TW: I think what I said before, technology is important. If there is an emphasis on maybe not having the -H any more, the heat recovery any more, how do we compensate for 60 per cent of electric energy that is being lost. There are various possibilities and front motors is one possibility. It's not that we are absolutely stuck on implementing front motors but we have to discuss all possible technologies that can compensate for the lack of power.
Robert, your thoughts on this.
RF: I think that all technologies are welcome - but I think it's also the key element of what we're looking at from the engine point of view is to keep the cost down. So, if going to four-wheel drive or whatever combination we have of that is going to increase cost, then it defeats the object of where we're going.
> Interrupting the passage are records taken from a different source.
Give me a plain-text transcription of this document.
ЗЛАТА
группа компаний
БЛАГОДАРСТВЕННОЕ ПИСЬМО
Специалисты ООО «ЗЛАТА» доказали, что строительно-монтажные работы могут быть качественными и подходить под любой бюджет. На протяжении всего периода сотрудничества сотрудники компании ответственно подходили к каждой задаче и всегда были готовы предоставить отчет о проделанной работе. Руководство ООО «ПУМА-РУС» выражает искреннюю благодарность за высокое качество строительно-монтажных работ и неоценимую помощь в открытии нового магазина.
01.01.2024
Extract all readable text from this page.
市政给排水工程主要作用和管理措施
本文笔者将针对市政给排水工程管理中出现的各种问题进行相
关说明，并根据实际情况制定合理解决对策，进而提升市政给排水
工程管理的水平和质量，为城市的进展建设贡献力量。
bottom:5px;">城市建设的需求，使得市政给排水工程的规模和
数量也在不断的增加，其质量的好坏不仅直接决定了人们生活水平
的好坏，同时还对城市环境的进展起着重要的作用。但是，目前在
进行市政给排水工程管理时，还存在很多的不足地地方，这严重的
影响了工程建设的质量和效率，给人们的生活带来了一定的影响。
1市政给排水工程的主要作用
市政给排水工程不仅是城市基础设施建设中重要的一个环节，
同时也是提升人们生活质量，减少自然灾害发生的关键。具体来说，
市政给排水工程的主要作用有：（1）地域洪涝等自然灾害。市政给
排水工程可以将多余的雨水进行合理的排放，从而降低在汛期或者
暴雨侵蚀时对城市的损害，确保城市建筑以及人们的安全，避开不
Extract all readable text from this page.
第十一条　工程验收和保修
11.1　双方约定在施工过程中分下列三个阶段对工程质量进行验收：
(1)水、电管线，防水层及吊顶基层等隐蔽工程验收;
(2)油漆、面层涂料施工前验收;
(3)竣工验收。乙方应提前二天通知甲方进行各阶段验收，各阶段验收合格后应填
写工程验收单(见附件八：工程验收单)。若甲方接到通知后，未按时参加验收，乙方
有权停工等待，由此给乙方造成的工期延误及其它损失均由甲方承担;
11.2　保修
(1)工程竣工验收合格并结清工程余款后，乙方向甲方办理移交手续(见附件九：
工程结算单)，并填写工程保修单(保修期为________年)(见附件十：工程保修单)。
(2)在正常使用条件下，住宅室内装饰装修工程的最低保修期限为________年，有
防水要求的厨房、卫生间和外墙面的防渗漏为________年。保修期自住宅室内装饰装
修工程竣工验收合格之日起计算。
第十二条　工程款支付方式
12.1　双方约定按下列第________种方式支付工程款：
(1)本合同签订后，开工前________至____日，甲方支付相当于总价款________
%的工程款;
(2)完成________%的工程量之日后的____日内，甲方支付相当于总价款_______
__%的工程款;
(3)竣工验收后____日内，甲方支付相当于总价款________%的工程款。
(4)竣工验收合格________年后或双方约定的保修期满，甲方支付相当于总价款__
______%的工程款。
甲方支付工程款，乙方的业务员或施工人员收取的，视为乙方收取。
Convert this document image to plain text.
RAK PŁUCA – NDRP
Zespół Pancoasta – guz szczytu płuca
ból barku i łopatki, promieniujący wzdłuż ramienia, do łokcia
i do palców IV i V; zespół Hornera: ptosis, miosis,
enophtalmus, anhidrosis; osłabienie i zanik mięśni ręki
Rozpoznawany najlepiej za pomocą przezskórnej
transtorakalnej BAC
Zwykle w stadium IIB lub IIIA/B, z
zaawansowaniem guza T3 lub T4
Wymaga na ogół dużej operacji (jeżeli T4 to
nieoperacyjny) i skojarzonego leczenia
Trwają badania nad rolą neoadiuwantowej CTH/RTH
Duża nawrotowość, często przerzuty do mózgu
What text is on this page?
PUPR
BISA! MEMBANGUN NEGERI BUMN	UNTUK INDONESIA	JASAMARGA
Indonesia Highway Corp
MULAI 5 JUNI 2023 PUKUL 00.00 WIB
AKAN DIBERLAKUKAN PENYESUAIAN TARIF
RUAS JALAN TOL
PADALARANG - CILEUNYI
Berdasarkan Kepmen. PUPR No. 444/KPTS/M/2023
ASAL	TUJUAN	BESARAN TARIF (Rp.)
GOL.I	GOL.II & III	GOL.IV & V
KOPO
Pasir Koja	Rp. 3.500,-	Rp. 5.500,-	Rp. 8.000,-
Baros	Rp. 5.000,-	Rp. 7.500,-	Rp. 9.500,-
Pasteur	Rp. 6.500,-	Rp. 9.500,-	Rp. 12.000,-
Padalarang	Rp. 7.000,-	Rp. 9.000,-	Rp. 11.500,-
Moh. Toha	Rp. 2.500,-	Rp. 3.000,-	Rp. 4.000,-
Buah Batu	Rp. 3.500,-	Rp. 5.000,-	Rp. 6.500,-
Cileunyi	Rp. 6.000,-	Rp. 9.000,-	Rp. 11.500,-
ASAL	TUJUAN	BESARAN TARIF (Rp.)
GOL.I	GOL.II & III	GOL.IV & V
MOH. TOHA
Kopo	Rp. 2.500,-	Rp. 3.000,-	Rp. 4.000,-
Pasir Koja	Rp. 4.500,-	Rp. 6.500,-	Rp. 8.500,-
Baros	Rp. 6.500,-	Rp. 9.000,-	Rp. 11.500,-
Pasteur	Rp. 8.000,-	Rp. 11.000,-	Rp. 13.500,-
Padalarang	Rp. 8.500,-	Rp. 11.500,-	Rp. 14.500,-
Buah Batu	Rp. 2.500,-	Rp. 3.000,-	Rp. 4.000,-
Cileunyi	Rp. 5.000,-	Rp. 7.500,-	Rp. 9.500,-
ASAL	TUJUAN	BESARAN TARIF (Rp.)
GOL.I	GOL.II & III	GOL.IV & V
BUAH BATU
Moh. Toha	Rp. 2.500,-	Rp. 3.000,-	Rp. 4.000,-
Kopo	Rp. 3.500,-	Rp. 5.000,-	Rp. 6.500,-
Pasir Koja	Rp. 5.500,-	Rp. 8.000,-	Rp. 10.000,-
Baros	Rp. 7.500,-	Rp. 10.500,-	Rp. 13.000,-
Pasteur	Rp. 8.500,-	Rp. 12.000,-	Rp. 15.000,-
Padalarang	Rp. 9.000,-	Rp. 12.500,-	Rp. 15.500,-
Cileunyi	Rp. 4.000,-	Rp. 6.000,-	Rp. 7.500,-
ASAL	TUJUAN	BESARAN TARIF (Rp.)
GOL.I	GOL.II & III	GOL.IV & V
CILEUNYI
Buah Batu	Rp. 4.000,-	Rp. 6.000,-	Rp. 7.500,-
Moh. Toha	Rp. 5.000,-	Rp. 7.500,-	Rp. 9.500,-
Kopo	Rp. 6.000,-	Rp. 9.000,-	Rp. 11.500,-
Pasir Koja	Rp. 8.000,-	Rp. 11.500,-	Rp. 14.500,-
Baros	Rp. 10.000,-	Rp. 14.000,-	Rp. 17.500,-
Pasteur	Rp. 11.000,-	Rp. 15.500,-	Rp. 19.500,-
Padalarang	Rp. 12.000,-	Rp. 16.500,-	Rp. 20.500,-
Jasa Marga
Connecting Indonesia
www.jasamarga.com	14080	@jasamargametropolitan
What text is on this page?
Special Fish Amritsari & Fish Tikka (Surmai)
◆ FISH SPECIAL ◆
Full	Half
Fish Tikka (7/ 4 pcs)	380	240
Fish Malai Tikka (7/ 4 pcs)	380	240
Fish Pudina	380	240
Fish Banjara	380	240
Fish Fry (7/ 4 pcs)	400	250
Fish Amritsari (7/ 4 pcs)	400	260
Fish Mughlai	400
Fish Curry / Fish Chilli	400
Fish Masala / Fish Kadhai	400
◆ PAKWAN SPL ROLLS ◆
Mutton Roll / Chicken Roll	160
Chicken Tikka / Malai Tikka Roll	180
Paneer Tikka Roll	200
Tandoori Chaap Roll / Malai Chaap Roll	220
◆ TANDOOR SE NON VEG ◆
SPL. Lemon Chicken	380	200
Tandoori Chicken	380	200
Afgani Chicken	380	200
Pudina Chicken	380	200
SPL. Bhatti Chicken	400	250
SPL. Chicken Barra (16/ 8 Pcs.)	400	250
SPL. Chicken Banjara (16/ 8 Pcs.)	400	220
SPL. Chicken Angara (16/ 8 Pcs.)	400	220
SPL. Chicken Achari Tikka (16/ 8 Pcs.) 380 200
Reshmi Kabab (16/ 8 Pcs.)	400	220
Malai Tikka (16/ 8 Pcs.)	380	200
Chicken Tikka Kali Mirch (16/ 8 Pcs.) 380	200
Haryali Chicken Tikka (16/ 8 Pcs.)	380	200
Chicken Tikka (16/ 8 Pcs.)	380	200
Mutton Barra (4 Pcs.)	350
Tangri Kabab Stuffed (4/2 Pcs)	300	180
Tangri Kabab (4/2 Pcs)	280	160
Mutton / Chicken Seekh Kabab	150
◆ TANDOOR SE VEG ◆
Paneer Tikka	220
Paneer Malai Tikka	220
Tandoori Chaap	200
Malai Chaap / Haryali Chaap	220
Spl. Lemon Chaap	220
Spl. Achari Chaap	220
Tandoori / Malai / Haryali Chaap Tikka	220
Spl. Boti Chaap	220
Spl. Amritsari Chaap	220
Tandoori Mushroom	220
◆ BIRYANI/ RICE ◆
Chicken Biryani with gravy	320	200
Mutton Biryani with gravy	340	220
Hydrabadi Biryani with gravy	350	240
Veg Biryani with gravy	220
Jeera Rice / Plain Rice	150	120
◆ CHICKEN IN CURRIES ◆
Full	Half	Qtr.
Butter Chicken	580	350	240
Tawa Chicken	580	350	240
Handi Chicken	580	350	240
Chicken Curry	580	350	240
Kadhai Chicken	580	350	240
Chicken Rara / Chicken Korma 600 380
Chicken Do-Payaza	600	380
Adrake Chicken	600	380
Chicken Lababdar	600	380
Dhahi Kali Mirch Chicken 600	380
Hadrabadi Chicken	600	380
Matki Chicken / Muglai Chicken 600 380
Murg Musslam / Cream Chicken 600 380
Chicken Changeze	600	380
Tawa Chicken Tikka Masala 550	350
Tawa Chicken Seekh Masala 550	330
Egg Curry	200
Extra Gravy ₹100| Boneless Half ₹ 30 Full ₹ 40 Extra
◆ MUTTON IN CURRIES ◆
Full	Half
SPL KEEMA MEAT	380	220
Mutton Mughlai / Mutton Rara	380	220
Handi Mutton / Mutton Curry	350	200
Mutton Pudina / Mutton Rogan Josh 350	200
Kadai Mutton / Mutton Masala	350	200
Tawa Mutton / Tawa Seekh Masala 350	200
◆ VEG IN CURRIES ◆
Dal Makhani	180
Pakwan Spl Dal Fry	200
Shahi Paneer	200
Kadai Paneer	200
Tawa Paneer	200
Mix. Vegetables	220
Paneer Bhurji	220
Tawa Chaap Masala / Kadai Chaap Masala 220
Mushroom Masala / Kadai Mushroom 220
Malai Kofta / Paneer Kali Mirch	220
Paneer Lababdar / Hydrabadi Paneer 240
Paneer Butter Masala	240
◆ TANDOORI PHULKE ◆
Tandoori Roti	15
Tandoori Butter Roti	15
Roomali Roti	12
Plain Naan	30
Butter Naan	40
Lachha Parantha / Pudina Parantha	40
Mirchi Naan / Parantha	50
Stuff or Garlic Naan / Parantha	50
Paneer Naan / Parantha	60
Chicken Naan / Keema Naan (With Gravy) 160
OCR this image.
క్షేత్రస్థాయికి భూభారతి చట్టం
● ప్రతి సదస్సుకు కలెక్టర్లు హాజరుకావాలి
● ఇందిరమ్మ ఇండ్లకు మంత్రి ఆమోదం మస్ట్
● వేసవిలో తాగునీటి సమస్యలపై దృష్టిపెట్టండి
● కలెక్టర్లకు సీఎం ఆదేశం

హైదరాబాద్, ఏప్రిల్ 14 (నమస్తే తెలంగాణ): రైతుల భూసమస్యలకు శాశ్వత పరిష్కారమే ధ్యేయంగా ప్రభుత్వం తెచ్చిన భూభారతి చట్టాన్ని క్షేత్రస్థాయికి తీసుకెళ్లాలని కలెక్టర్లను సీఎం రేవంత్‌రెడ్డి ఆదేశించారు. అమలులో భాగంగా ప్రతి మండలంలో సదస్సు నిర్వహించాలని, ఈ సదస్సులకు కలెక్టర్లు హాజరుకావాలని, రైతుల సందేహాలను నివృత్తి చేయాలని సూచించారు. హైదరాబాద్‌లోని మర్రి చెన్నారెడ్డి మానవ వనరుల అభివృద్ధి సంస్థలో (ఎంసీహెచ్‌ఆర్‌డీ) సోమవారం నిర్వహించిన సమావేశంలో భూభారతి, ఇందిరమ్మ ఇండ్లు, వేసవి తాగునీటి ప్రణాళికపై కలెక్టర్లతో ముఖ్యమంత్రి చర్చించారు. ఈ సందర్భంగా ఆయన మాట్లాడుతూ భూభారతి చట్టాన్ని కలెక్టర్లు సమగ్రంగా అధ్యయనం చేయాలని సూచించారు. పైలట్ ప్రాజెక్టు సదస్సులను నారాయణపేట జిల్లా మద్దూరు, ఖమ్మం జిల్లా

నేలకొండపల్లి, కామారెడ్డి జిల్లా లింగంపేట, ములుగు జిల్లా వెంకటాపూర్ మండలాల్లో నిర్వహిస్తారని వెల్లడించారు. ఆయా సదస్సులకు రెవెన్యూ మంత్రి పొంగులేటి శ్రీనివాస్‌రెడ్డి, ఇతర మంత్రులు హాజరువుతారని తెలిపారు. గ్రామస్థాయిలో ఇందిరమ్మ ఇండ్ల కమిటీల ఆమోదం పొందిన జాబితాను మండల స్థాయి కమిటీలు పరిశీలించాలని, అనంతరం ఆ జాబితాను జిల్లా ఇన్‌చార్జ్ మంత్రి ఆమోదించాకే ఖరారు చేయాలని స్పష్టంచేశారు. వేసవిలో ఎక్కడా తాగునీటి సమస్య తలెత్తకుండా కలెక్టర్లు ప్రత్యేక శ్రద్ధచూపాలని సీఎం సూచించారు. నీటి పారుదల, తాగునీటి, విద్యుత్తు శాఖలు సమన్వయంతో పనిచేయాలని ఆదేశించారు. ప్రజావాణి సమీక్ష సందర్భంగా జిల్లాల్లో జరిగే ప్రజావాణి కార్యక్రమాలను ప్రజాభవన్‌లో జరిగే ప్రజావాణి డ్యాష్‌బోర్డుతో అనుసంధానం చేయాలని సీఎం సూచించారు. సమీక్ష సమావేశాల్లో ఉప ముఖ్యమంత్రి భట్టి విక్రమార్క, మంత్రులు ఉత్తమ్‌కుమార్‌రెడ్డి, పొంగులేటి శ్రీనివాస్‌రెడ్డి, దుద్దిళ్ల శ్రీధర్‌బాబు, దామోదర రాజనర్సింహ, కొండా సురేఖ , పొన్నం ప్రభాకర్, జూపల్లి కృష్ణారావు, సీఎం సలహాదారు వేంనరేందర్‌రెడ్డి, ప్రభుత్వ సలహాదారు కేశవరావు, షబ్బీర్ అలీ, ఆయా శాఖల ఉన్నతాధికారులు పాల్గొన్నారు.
GH: Well, four-wheel drive is entirely doable but like anything else, the details are the math involved. We're talking to Ferrari a little bit about that and they basically came back and said, well, if we get rid of the heat generator and exchanged that for a front-wheel drive regenerative motor, then there simply wasn't enough energy to be recovered. So, you know, you have to be careful. It's the same trap Formula One got itself into when it selected this engine. It seemed like a simple idea but when you started doing the engineering it became very, very complex. Caveat to Mercedes, they got it right. The other teams struggled for a long time. So, I think we have to be very careful before we say "let's just throw a four-wheel drive car out there," because it could be another one of those ones where one team will probably hit a home-run and the rest of us will be struggling with trying to catch up with that. I think simple's better.
ZB: I don't think we yet have a strong technical view. I think we're more focussed on the criteria that we discussed earlier, as far as budget and competitiveness. I think that needs to be addressed. And then what technologies you use within those parameters, I think is to be discussed at a later date but we're certainly not opposed to four-wheel drive.